Would you be able to elaborate more on your use case for format + Directory here or in an issue on GitHub? Maybe it could be useful if others have a similar use case, or if a CWL dev has an idea on how to implement this.

mrc · February 14, 2022, 10:25am

A CWL Directory itself has a name and it can contain other directories in addition to files; those directories can also contain files and other directories and so on.
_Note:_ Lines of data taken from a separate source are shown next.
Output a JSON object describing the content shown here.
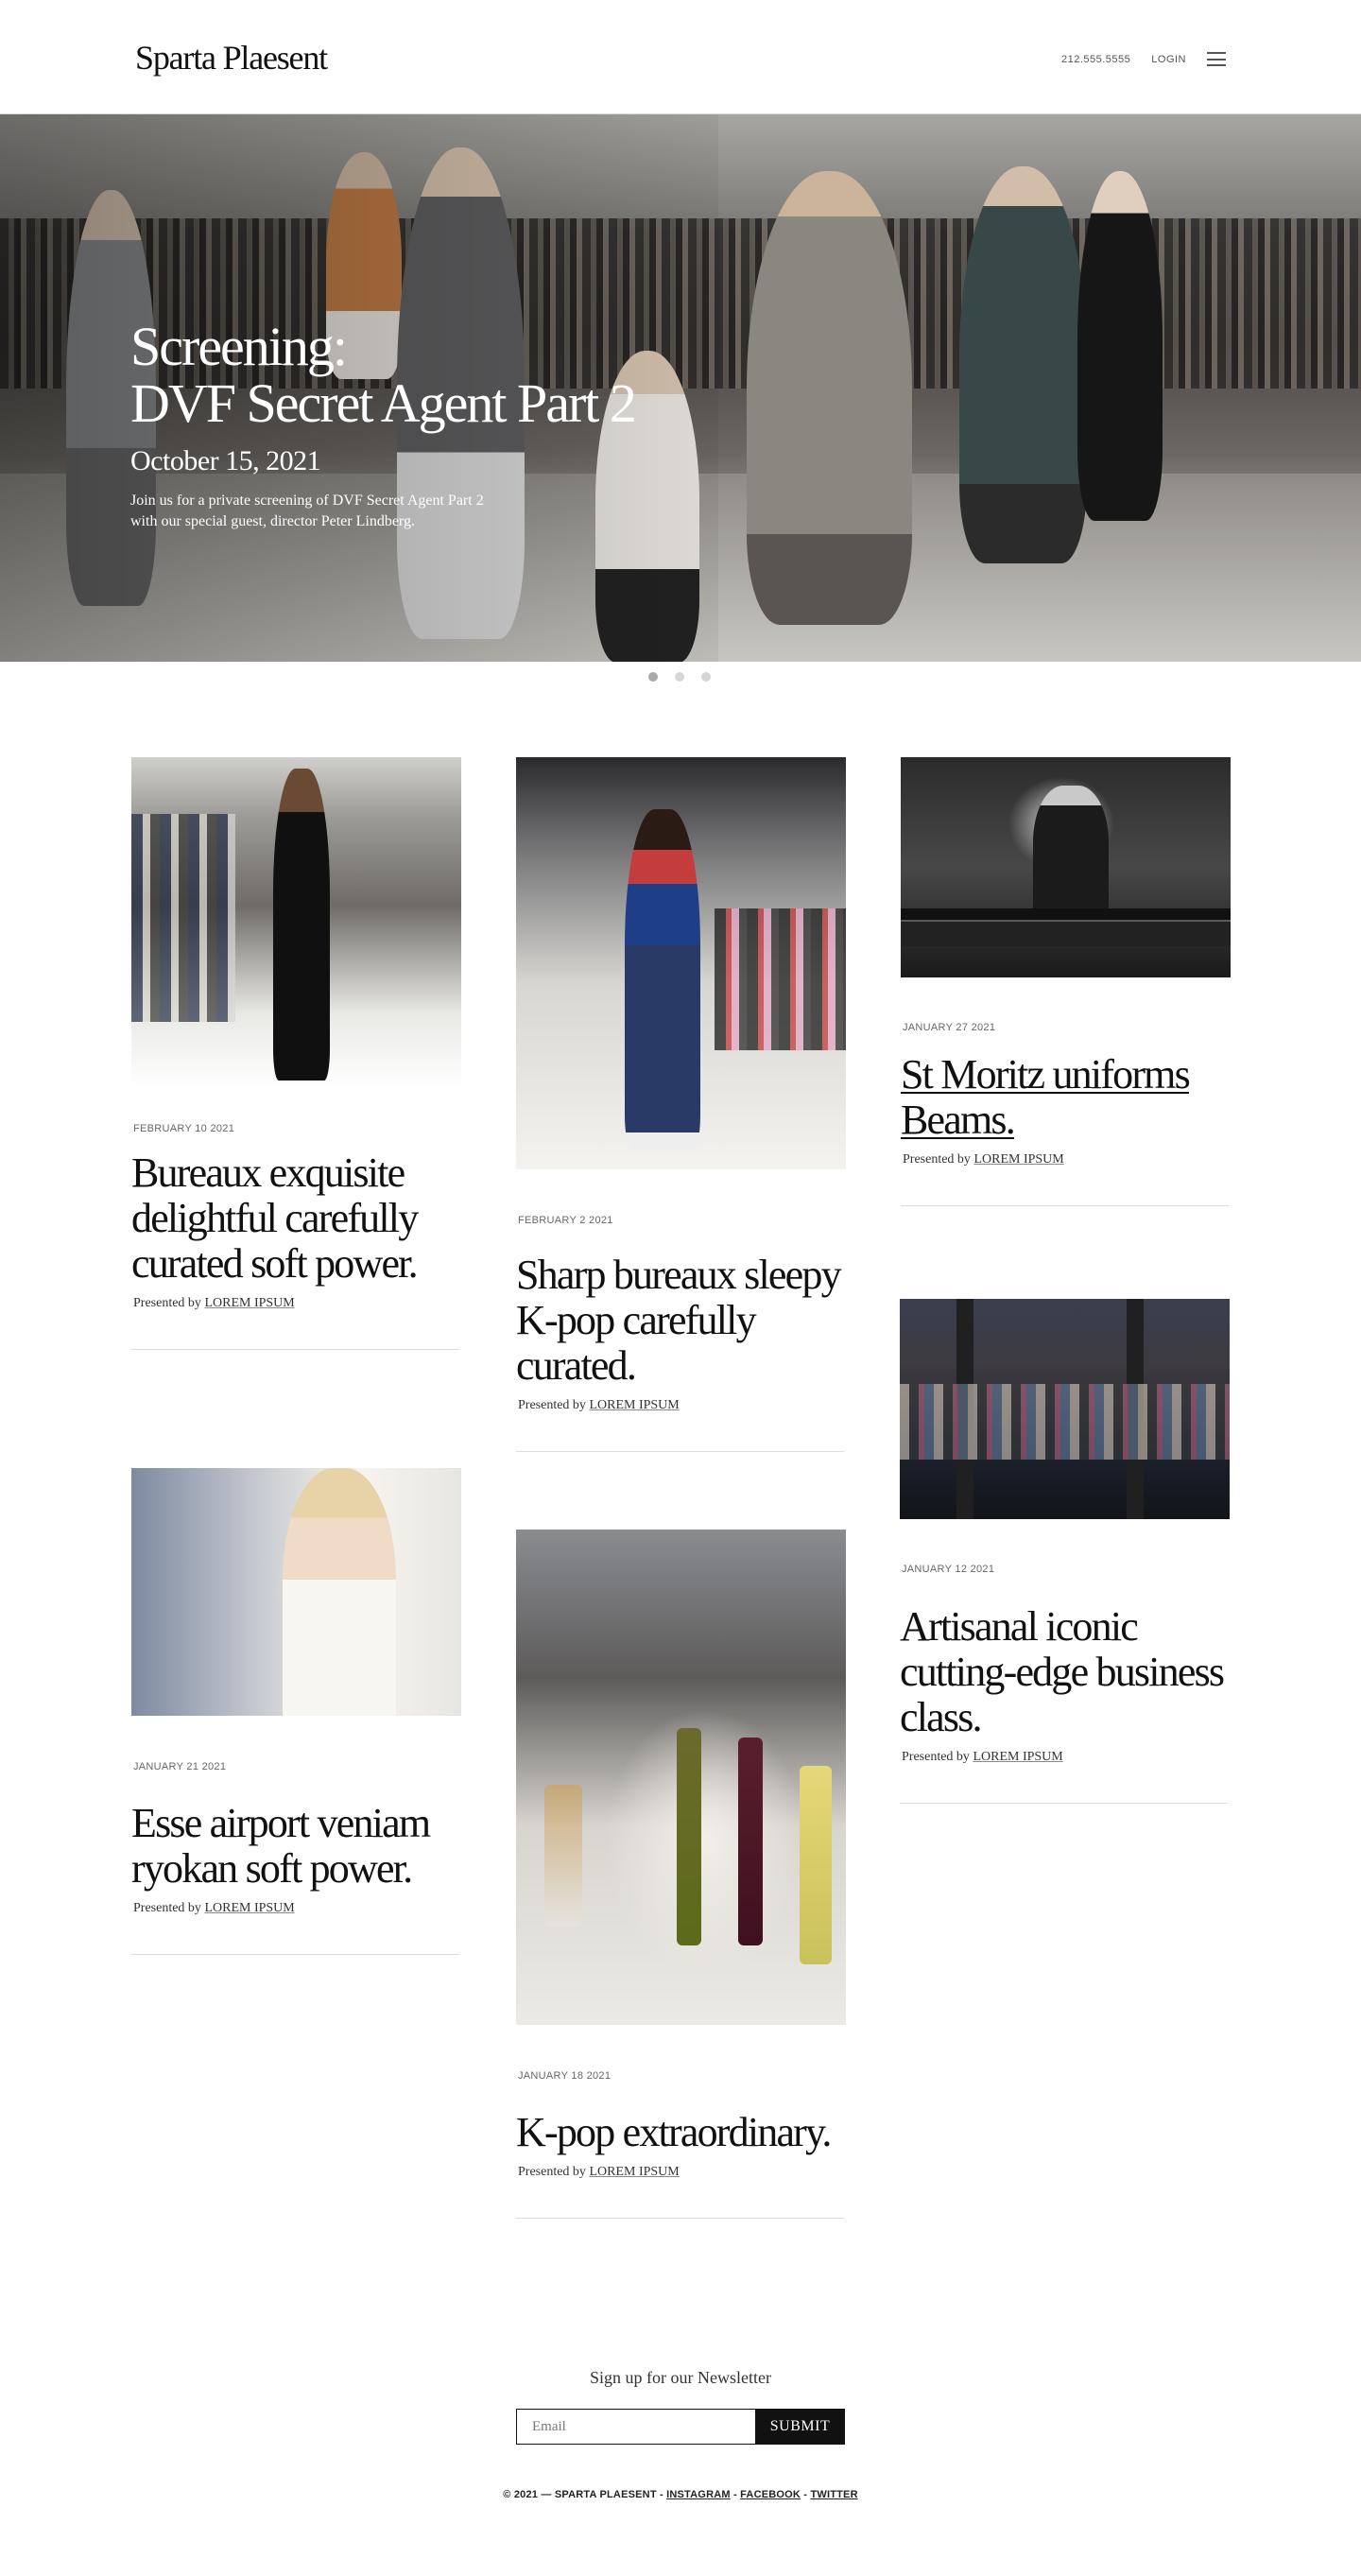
{
  "header": {
    "logo": "Sparta Plaesent",
    "phone": "212.555.5555",
    "login": "LOGIN",
    "menu_icon": "hamburger-menu-icon"
  },
  "hero": {
    "title_line1": "Screening:",
    "title_line2": "DVF Secret Agent Part 2",
    "date": "October 15, 2021",
    "desc_line1": "Join us for a private screening of DVF Secret Agent Part 2",
    "desc_line2": "with our special guest, director Peter Lindberg.",
    "slides": 3,
    "active_slide": 1
  },
  "cards": [
    {
      "date": "FEBRUARY 10 2021",
      "title": "Bureaux exquisite delightful carefully curated soft power.",
      "presented": "Presented by",
      "sponsor": "LOREM IPSUM"
    },
    {
      "date": "FEBRUARY 2 2021",
      "title": "Sharp bureaux sleepy K-pop carefully curated.",
      "presented": "Presented by",
      "sponsor": "LOREM IPSUM"
    },
    {
      "date": "JANUARY 27 2021",
      "title": "St Moritz uniforms Beams.",
      "presented": "Presented by",
      "sponsor": "LOREM IPSUM"
    },
    {
      "date": "JANUARY 21 2021",
      "title": "Esse airport veniam ryokan soft power.",
      "presented": "Presented by",
      "sponsor": "LOREM IPSUM"
    },
    {
      "date": "JANUARY 18 2021",
      "title": "K-pop extraordinary.",
      "presented": "Presented by",
      "sponsor": "LOREM IPSUM"
    },
    {
      "date": "JANUARY 12 2021",
      "title": "Artisanal iconic cutting-edge business class.",
      "presented": "Presented by",
      "sponsor": "LOREM IPSUM"
    }
  ],
  "newsletter": {
    "label": "Sign up for our Newsletter",
    "placeholder": "Email",
    "submit": "SUBMIT"
  },
  "footer": {
    "copyright": "© 2021 — SPARTA PLAESENT - ",
    "instagram": "INSTAGRAM",
    "sep1": " - ",
    "facebook": "FACEBOOK",
    "sep2": " - ",
    "twitter": "TWITTER"
  }
}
A File array doesn’t have its own name, and cannot contain a Directory

steve · March 1, 2022, 2:32pm

functionally, I have found that the biggest difference is that once you put your File's into a Directory, you lose the ability to refer to them by reference downstream. If there is a way to do this, it would be great to know. As such, its been a lot easier to use either File arrays for collections of files (where order does not matter), or array's of record types where each record can have some kind of label field plus and File field in order to identify the individual files. If you want your files in a specific directory then I think its best to implement that as the very last step in your workflow unless you know that throughout your workflow you will never need that file as an input again later.

mrc · March 1, 2022, 3:56pm

One can access the listing property of a CWL Directory object to get an array of File and Directory objects.